Com um orçamento de pouco mais de 50 mil dólares, e filmado em apenas 9 dias, esse longa tem sido conhecido desde sua estreia tímida em 2013 como um dos melhores thrillers sci-fi dos últimos 10 anos (outros se arriscam a dizer, que seja talvez desse novo seculo). O bem da verdade, é que ''Coherence'' é um deleite visual - por percebermos como que uma ideia suplanta a falta de orçamento -, de roteiro - onde o argumento vale por qualquer outra super produção hollywoodyana -, e que instiga justamente pela habilidade do diretor em criar uma tensão verossímil, mesmo diante da inverossimilhança possível - ou não - diante dos menos criveis as teorias quânticas, cientificas e etc etc.

A sinopse é simples: 8 amigos decidem se encontrar para uma reunião/jantar de confraternização para relembrar os velhos tempos. Durante o jantar, há um cometa chamado Miller que esta passando pela orbita da Terra. Entre as conversas os amigos relembram as noticias - a maioria infundada - de que pessoas acreditam que esse cometa e outros alteram certas coisas no planeta, como celulares que param de funcionar ou pessoas que alteram seu comportamento. 
Eis que ocorre um apagão em toda a vizinhança, e ao olharem pela janela para saber o que ocorreu, os amigos notam que ha apenas uma unica casa, a dois quarteirões de lá com luz. Apenas essa casa num amontoado de escuridão. Dois deles resolvem sair para pedir para usar o telefone dos moradores dessa residencia (pois um deles precisa falar urgentemente com o irmão). Ao voltarem, coisas estranhas começam a surgir.

Ele mescla dois conceitos básicos da ciência: A teoria do Multiverso e a teoria do Gato de Schrödinger, uma das mais famosas teorias acerca da incoerência e decoerência quântica.

O Multiverso versa sobre a teoria das cordas, estudos sobre a enigmática matéria escura e os resultados obtidos sobre a expansão crescente e sem retorno do nosso universo parecem exigir uma resposta que rompe com um paradigma fundamental - o universo é infinito e nele tudo está contido. A teoria do multiverso traz o sentido no nome: existiriam infindáveis universos numa espécie de queijo de energia quântica, onde bolhas se formam e somem sem parar. O nosso universo seria um deles. Resumindo: É a teoria de que existem milhares de universos. (o filme inclusive brinca com essa parte quando em certo momento um dos diálogos cita um pedaço de queijo e ketamina como aperitivo antes do jantar rsrs).

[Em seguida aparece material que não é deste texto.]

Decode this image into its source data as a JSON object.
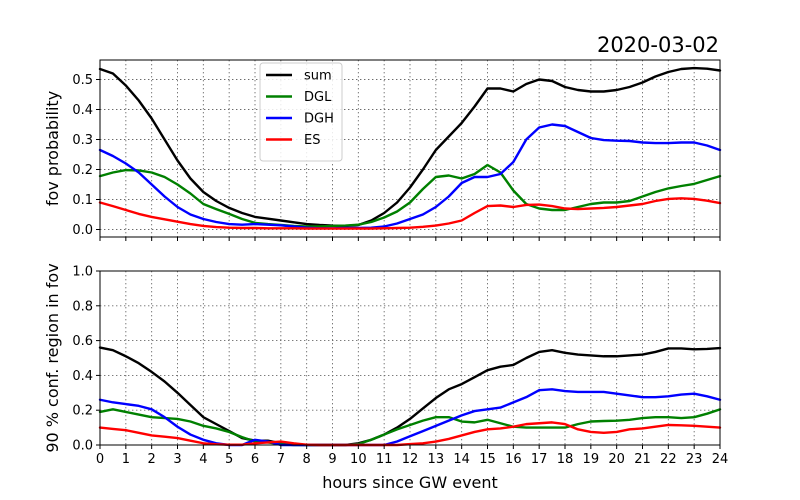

Já a base mais evidente do argumento do filme esta na teoria do Gato de Schrödinger ( Schrödinger foi um físico austríaco ganhador do Prêmio Nobel de Física e tido como um dos cientistas mais celebres do seculo XX), que consiste numa experiencia onde se coloca um gato imaginário dentro de uma caixa com um pote de veneno e fecha-o la dentro. A caixa onde seria feita a hipotética experiência de Schrödinger contém um recipiente com material radioativo e um contador Geiger, aparelho detector de radiação. Se esse material soltar partículas radioativas, o contador percebe sua presença e aciona um martelo, que, por sua vez, quebra um frasco de veneno. De acordo com as leis da física quântica, a radioatividade pode se manifestar em forma de particulas ou ondas - e uma partícula pode estar em dois lugares ao mesmo tempo. As ondas representam as probabilidades de ocorrência dessa dupla realidade, quando, na mesma fração de segundo, o frasco de veneno quebra e não quebra. Assim, teríamos duas possibilidades possíveis: 


a) O gato aparece vivo, porque, nessa versão da realidade, nada foi detectado pelo contador Geiger, e portanto ele não quebrou o frasco de veneno que mataria o gato.


b) O gato surge morto, pois nessa outra versão do mesmo instante de tempo o contador Geiger detectou uma partícula e acionou o martelo. O veneno do frasco partido matou o animal.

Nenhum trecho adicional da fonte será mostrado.